From Caste to Code: The New Industrial Transformation Happening in India

For most people, the “app-based economy” conjures images of e-commerce, food delivery, logistics apps, and gig work platforms. At most, they might stretch their imagination to B2B apps enabling wholesalers and small retailers. But something far more foundational is quietly unfolding in India’s digital landscape — something that I believe is sociological in scope and significance.

We are beginning to see the rise of apps that integrate entire industrial value chains — including those that were once niche, fragmented, and built on informal or ethnic social capital. These aren’t just digital storefronts or service apps. These are platforms that are re-architecting trust, participation, and value creation across traditional industries.


Stitching Fragmented Industries Together

Consider these examples:

  • Apps that connect construction material-makers, builders, material wholesalers, retailers, and even mistris (micro-builders).
  • Apps that bridge furniture-makers, interior designers, decor suppliers, and homeowners.
  • Apps that integrate waste-collectors (including 'kabadiwalas'), waste processors, and industrial buyers of processed 'waste'.

These platforms don’t merely digitise transactions. They thread together entire ecosystems that were previously informal, inefficient, or exclusionary. In doing so, they introduce algorithmic trust in place of old-school reputation and legacy networks.


From Kinship to Code-Based Access

In many parts of India, entry into certain trades and value chains — whether metal-work, waste management, weaving, or construction — has traditionally been mediated by caste, ethnicity, region or even religion. These networks were trust-based, but opaque and closed.

Now, platforms are redefining access:

  • If earlier trust was inherited, now it’s earned -- through platform ratings, service quality, and verified credentials.
  • If earlier opportunity was gated (only those “inside” got work), now it's discoverable (on an open platform, anyone can compete).

That's why I call this a paradigmatic shift — from caste to code. Platforms are flattening hierarchical structures and allowing new entrepreneurs, especially from marginalised or unorganised backgrounds, to enter and thrive in spaces previously out of reach.


But a Word of Caution: Platform Feudalism?

There’s a risk, of course. The same way caste-based or other identify-based entry created bottlenecks, platform-based economies can create new digital bottlenecks. For example, a few top-rated sellers can dominate visibility, while the rest are buried by algorithms. In fact, the platform itself may begin dictating terms, extracting margins, and reducing skilled labour to commoditised service units.
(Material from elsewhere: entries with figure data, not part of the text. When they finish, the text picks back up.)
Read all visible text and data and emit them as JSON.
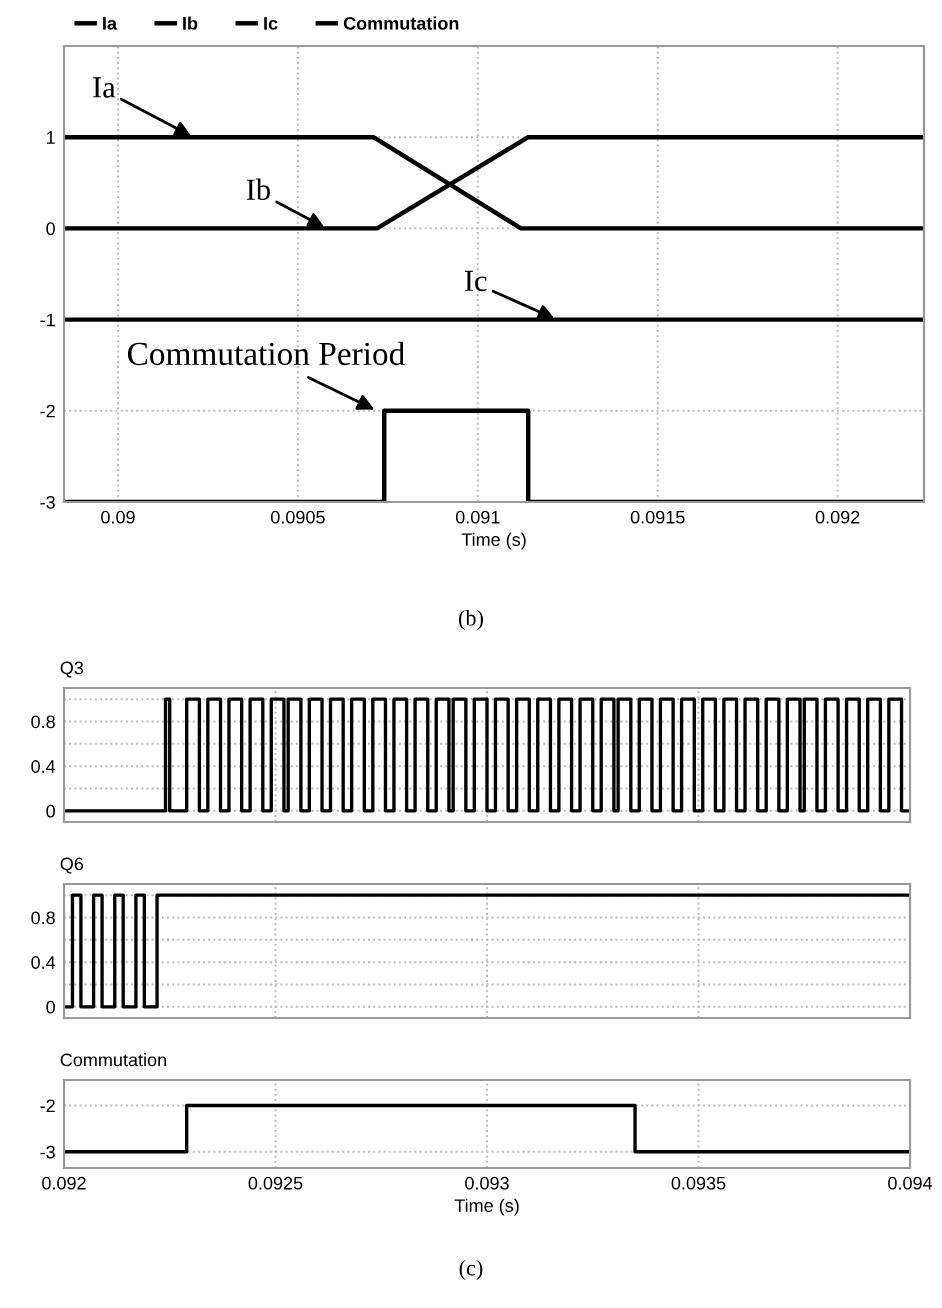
{
  "chart_data": [
    {
      "type": "line",
      "xlabel": "Time (s)",
      "xlim": [
        0.08985,
        0.09224
      ],
      "ylim": [
        -3,
        2
      ],
      "xticks": [
        0.09,
        0.0905,
        0.091,
        0.0915,
        0.092
      ],
      "yticks": [
        -3,
        -2,
        -1,
        0,
        1
      ],
      "grid": true,
      "legend": "top",
      "series": [
        {
          "name": "Ia",
          "color": "#000000",
          "x": [
            0.08985,
            0.09071,
            0.09112,
            0.09224
          ],
          "values": [
            1,
            1,
            0,
            0
          ]
        },
        {
          "name": "Ib",
          "color": "#000000",
          "x": [
            0.08985,
            0.09072,
            0.09114,
            0.09224
          ],
          "values": [
            0,
            0,
            1,
            1
          ]
        },
        {
          "name": "Ic",
          "color": "#000000",
          "x": [
            0.08985,
            0.09224
          ],
          "values": [
            -1,
            -1
          ]
        },
        {
          "name": "Commutation",
          "type": "step",
          "color": "#000000",
          "x": [
            0.08985,
            0.09074,
            0.09114,
            0.09224
          ],
          "values": [
            -3,
            -2,
            -3,
            -3
          ]
        }
      ],
      "annotations": [
        {
          "text": "Ia",
          "x": 0.09021,
          "y": 1
        },
        {
          "text": "Ib",
          "x": 0.09058,
          "y": 0
        },
        {
          "text": "Ic",
          "x": 0.09122,
          "y": -1
        },
        {
          "text": "Commutation Period",
          "x": 0.09072,
          "y": -2
        },
        "(b)"
      ]
    },
    {
      "type": "step",
      "title": "Q3",
      "xlim": [
        0.092,
        0.094
      ],
      "ylim": [
        -0.1,
        1.1
      ],
      "xticks": [
        0.092,
        0.0925,
        0.093,
        0.0935,
        0.094
      ],
      "yticks": [
        0,
        {
          "value": 0.2,
          "label": null
        },
        0.4,
        {
          "value": 0.6,
          "label": null
        },
        0.8,
        {
          "value": 1.0,
          "label": null
        }
      ],
      "grid": true,
      "tick_labels": "y",
      "series": [
        {
          "color": "#000000",
          "x": [
            0.092,
            0.09224,
            0.09225,
            0.09229,
            0.09232,
            0.09234,
            0.09237,
            0.09239,
            0.09242,
            0.09244,
            0.09247,
            0.09249,
            0.09252,
            0.09253,
            0.09256,
            0.09258,
            0.09261,
            0.09263,
            0.09266,
            0.09268,
            0.09271,
            0.09273,
            0.09276,
            0.09278,
            0.09281,
            0.09283,
            0.09286,
            0.09288,
            0.09291,
            0.09292,
            0.09295,
            0.09297,
            0.093,
            0.09302,
            0.09305,
            0.09307,
            0.0931,
            0.09312,
            0.09315,
            0.09317,
            0.0932,
            0.09322,
            0.09325,
            0.09327,
            0.0933,
            0.09331,
            0.09334,
            0.09336,
            0.09339,
            0.09341,
            0.09344,
            0.09346,
            0.09349,
            0.09351,
            0.09354,
            0.09356,
            0.09359,
            0.09361,
            0.09364,
            0.09366,
            0.09369,
            0.09371,
            0.09374,
            0.09375,
            0.09378,
            0.0938,
            0.09383,
            0.09385,
            0.09388,
            0.0939,
            0.09393,
            0.09395,
            0.09398,
            0.094
          ],
          "values": [
            0,
            1,
            0,
            1,
            0,
            1,
            0,
            1,
            0,
            1,
            0,
            1,
            0,
            1,
            0,
            1,
            0,
            1,
            0,
            1,
            0,
            1,
            0,
            1,
            0,
            1,
            0,
            1,
            0,
            1,
            0,
            1,
            0,
            1,
            0,
            1,
            0,
            1,
            0,
            1,
            0,
            1,
            0,
            1,
            0,
            1,
            0,
            1,
            0,
            1,
            0,
            1,
            0,
            1,
            0,
            1,
            0,
            1,
            0,
            1,
            0,
            1,
            0,
            1,
            0,
            1,
            0,
            1,
            0,
            1,
            0,
            1,
            0,
            0
          ]
        }
      ]
    },
    {
      "type": "step",
      "title": "Q6",
      "xlim": [
        0.092,
        0.094
      ],
      "ylim": [
        -0.1,
        1.1
      ],
      "xticks": [
        0.092,
        0.0925,
        0.093,
        0.0935,
        0.094
      ],
      "yticks": [
        0,
        {
          "value": 0.2,
          "label": null
        },
        0.4,
        {
          "value": 0.6,
          "label": null
        },
        0.8,
        {
          "value": 1.0,
          "label": null
        }
      ],
      "grid": true,
      "tick_labels": "y",
      "series": [
        {
          "color": "#000000",
          "x": [
            0.092,
            0.09202,
            0.09204,
            0.09207,
            0.09209,
            0.09212,
            0.09214,
            0.09217,
            0.09219,
            0.09222,
            0.094
          ],
          "values": [
            0,
            1,
            0,
            1,
            0,
            1,
            0,
            1,
            0,
            1,
            1
          ]
        }
      ]
    },
    {
      "type": "step",
      "title": "Commutation",
      "xlabel": "Time (s)",
      "xlim": [
        0.092,
        0.094
      ],
      "ylim": [
        -3.35,
        -1.45
      ],
      "xticks": [
        0.092,
        0.0925,
        0.093,
        0.0935,
        0.094
      ],
      "yticks": [
        -3,
        -2
      ],
      "grid": true,
      "series": [
        {
          "color": "#000000",
          "x": [
            0.092,
            0.09229,
            0.09335,
            0.094
          ],
          "values": [
            -3,
            -2,
            -3,
            -3
          ]
        }
      ],
      "annotations": [
        "(c)"
      ]
    }
  ]
}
So, while these apps democratise access initially, they can consolidate power just as quickly. Therefore, we must have:

  • Central and state government oversight
  • Interoperable public digital infrastructure
  • Multiple independent app-options per industry
  • Strong anti-monopoly regulations, even in states

In other words, to prevent caste-based or ethnicity-basesd exclusivism from re-emerging in digital form, India must proactively pluralise the power of industry-integrating platforms.


A New Kind of Digital Industrial Order

What we’re seeing is not just digitisation — it’s re-organisation, and potentially, democratization. India is uniquely positioned to benefit from this. Unlike many developed countries, India has:

  • A massive informal workforce
  • A deep culture of micro-entrepreneurship
  • Highly fragmented industry clusters, and
  • A huge diversity of regional, linguistic, and material traditions.
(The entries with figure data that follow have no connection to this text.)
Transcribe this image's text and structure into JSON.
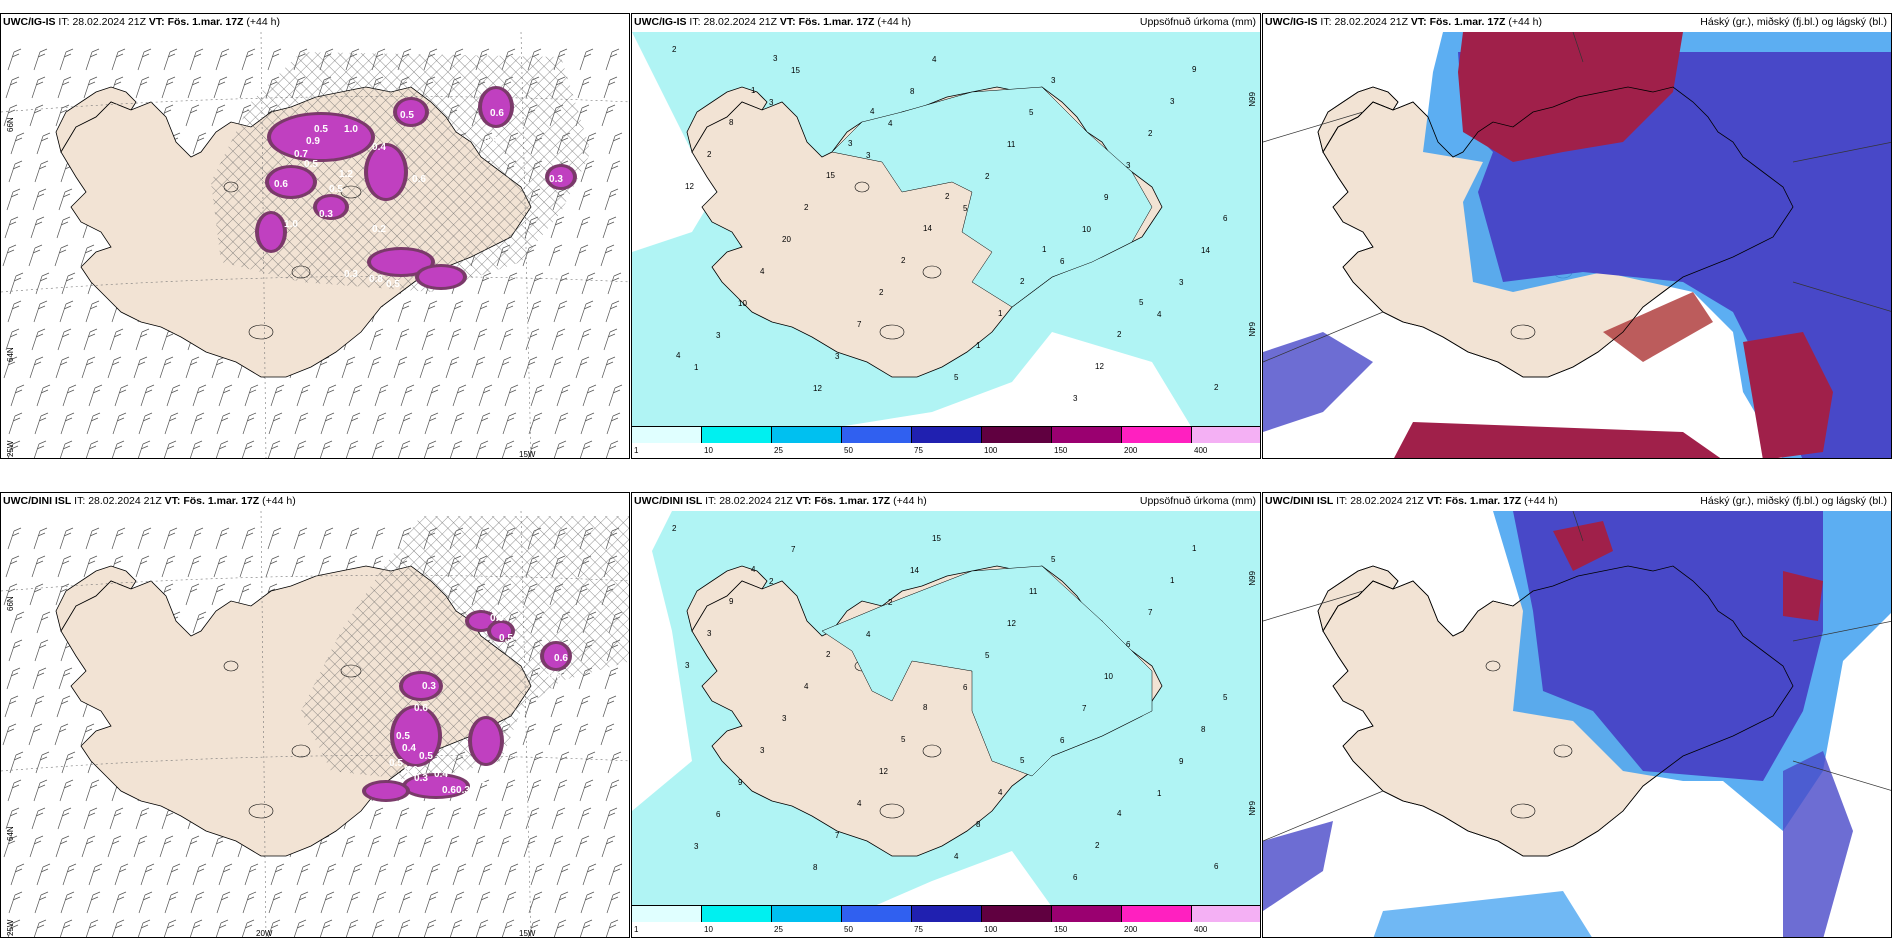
{
  "panels": [
    {
      "model": "UWC/IG-IS",
      "it_label": "IT:",
      "it": "28.02.2024 21Z",
      "vt_label": "VT:",
      "vt": "Fös. 1.mar. 17Z",
      "lead": "(+44 h)",
      "right_title": "",
      "lat_labels": [
        "66N",
        "64N",
        "25W"
      ],
      "lon_labels": [
        "15W"
      ],
      "values": [
        "0.5",
        "1.0",
        "0.7",
        "1.2",
        "0.4",
        "0.5",
        "0.6",
        "0.5",
        "0.3",
        "0.2",
        "0.3",
        "0.8",
        "0.5",
        "1.0",
        "0.9",
        "0.5",
        "0.6",
        "0.5",
        "0.3",
        "0.6"
      ]
    },
    {
      "model": "UWC/IG-IS",
      "it_label": "IT:",
      "it": "28.02.2024 21Z",
      "vt_label": "VT:",
      "vt": "Fös. 1.mar. 17Z",
      "lead": "(+44 h)",
      "right_title": "Uppsöfnuð úrkoma (mm)",
      "lat_labels": [
        "66N",
        "64N"
      ],
      "lon_labels": [],
      "values": [
        "2",
        "3",
        "3",
        "5",
        "6",
        "4",
        "1",
        "15",
        "4",
        "2",
        "10",
        "3",
        "3",
        "12",
        "8",
        "11",
        "9",
        "14",
        "10",
        "3",
        "4",
        "5",
        "3",
        "6",
        "4",
        "7",
        "5",
        "3",
        "2",
        "12",
        "20",
        "2",
        "1",
        "3",
        "3",
        "2",
        "2",
        "2",
        "1",
        "12",
        "9",
        "8",
        "15",
        "14",
        "2",
        "2",
        "2",
        "1",
        "3",
        "2",
        "1",
        "5",
        "4",
        "3",
        "4"
      ]
    },
    {
      "model": "UWC/IG-IS",
      "it_label": "IT:",
      "it": "28.02.2024 21Z",
      "vt_label": "VT:",
      "vt": "Fös. 1.mar. 17Z",
      "lead": "(+44 h)",
      "right_title": "Háský (gr.), miðský (fj.bl.) og lágský (bl.)",
      "lat_labels": [],
      "lon_labels": [],
      "values": []
    },
    {
      "model": "UWC/DINI ISL",
      "it_label": "IT:",
      "it": "28.02.2024 21Z",
      "vt_label": "VT:",
      "vt": "Fös. 1.mar. 17Z",
      "lead": "(+44 h)",
      "right_title": "",
      "lat_labels": [
        "66N",
        "64N",
        "25W"
      ],
      "lon_labels": [
        "20W",
        "15W"
      ],
      "values": [
        "0.3",
        "0.4",
        "0.5",
        "0.6",
        "0.5",
        "0.4",
        "0.6",
        "0.3",
        "0.2",
        "0.3",
        "0.5",
        "0.6",
        "0.9",
        "0.5",
        "0.6",
        "0.8"
      ]
    },
    {
      "model": "UWC/DINI ISL",
      "it_label": "IT:",
      "it": "28.02.2024 21Z",
      "vt_label": "VT:",
      "vt": "Fös. 1.mar. 17Z",
      "lead": "(+44 h)",
      "right_title": "Uppsöfnuð úrkoma (mm)",
      "lat_labels": [
        "66N",
        "64N"
      ],
      "lon_labels": [],
      "values": [
        "2",
        "2",
        "4",
        "6",
        "6",
        "1",
        "3",
        "7",
        "2",
        "5",
        "7",
        "9",
        "6",
        "8",
        "14",
        "12",
        "10",
        "8",
        "9",
        "7",
        "15",
        "11",
        "6",
        "5",
        "3",
        "4",
        "4",
        "5",
        "7",
        "3",
        "3",
        "12",
        "8",
        "6",
        "1",
        "3",
        "4",
        "5",
        "4",
        "2",
        "1",
        "9",
        "2",
        "8",
        "5",
        "4",
        "6",
        "4"
      ]
    },
    {
      "model": "UWC/DINI ISL",
      "it_label": "IT:",
      "it": "28.02.2024 21Z",
      "vt_label": "VT:",
      "vt": "Fös. 1.mar. 17Z",
      "lead": "(+44 h)",
      "right_title": "Háský (gr.), miðský (fj.bl.) og lágský (bl.)",
      "lat_labels": [],
      "lon_labels": [],
      "values": []
    }
  ],
  "colorbar": {
    "labels": [
      "1",
      "10",
      "25",
      "50",
      "75",
      "100",
      "150",
      "200",
      "400"
    ],
    "colors": [
      "#e0ffff",
      "#00f0f0",
      "#00c0f0",
      "#3060f0",
      "#2020b0",
      "#600040",
      "#9a0070",
      "#ff20c0",
      "#f4b0f4"
    ]
  },
  "colors": {
    "land": "#f2e3d4",
    "precip_light": "#b0f4f4",
    "snow_purple": "#c040c0",
    "cloud_high": "#a0204a",
    "cloud_mid": "#4848c8",
    "cloud_low": "#40a0f0"
  }
}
Apps that thread these fragments into cohesive, productive value chains — while safeguarding decentralisation — can unlock a new era of inclusive (and democratic) economic participation.


Final Word

This isn’t just an economic phenomenon. It’s a sociological transformation — a restructuring of how people find work, enter industries, build trust, and scale up.

We should stop looking at the app-based economy through the narrow lens of e-retail and gig work. What’s happening beneath the surface is much deeper: a remapping of India’s industrial logic, a rewriting of who gets to produce and participate, and a quiet revolution in the architecture of opportunity.

We’re moving — one app at a time — from caste to code.